The out of hours support engineer is responsible for:

  • Responding to system alerts which will be sent to you via pagerduty. These will only be things which seriously impact the availability of live services due to a problem with our platform.
  • Responding to notification from tenant teams of P1 issues they are having which are caused by problems with the PaaS. This will also be via Pagerduty.
  • Looking at the issue and telling the initiator that you are doing so (if initiated by a human).
  • Doing what is needed to ensure the platform is available, not necessarily fixing or diagnosing the root cause.
  • Alerting the communication escalation person if they feel they need support with putting out tenant comms.
  • Involving other people if needed. NO HEROICS, do not deploy if unsure. Some things are not a one-person-decision.

For out of hours similar guidelines apply, if you need cover for an hour or two or an evening (e.g. for an appointment, or a family dinner), you need to agree this in advance with a colleague who can cover for you, and update Pagerduty using an override.

On a Bank Holiday, we create a daytime override on the out-of-hours schedule so there is someone on the rota during Bank Holiday daytime. This person is usually the current out-of-hours person. We also create an override on the in-hours schedule to ensure that any alerts go to PaaS team email rather than the in-hours person.
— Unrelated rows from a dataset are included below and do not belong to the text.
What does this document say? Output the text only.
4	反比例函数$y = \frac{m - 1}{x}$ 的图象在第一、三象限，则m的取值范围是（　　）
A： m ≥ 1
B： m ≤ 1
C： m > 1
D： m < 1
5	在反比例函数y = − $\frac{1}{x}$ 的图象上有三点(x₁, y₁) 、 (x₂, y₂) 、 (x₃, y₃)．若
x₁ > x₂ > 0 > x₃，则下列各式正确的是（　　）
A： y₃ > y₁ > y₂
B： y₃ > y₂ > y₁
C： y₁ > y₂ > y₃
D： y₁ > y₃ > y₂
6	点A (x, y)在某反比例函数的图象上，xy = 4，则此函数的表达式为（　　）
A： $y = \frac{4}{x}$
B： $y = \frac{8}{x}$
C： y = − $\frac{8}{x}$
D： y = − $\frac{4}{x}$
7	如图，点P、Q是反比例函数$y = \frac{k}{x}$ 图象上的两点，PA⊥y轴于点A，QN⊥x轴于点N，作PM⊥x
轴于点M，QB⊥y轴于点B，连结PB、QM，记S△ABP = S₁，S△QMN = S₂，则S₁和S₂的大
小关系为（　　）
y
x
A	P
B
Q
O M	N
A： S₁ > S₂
In hours comms lead role and responsibility

  • Checks the on call engineer is ok and finds out if they need any additional support.
  • Responsible for any communications (internal or external) required throughout the duration of the incident.
  • Protects the support engineer from unnecessary distractions or questions.
  • Opens an incident template with view permissions to all GDS staff. Posts it in #paas-incident channel.
  • Records a timeline of events through the incident.
  • Drafts and sends regular updates to tenants via Statuspage.

Out of hours comms lead role and responsibility

  • Checks the on call engineer is ok and finds out if they need any additional support.
  • If more support is required, attempt to contact others from team (or GDS). Get help from the GaaP SCS Escalation person with this if needed.
  • In the case of a P1 incident, or if any additional support is required, contact the person on duty on the GaaP SCS Escalation rota.
  • Responsible for any communications (internal or external) required throughout the duration of the incident.
  • Protects the support engineer from unnecessary distractions or questions.
  • Opens an incident template with view permissions to all GDS staff. Posts it in #paas-incident channel.
  • Records a timeline of events through the incident.
  • Drafts and sends regular updates to tenants via Statuspage.

GaaP SCS Escalation role and responsibility

If the out of hours 1st line support has decided that they need help with tenant communications so they can focus on fixing the issue, you should contact the person on the GaaP SCS Escalation rota. They will then be responsible for:

  • Making decisions and assisting with tenant communications (if appropriate). This includes Slack #paas-incident channel, and Statuspage.
  • To provide leadership-level backup for engineers if an incident requires leadership decision making or a broader response involving updating comms or activating other engineers.

You can find more information on the PaaS incident Process.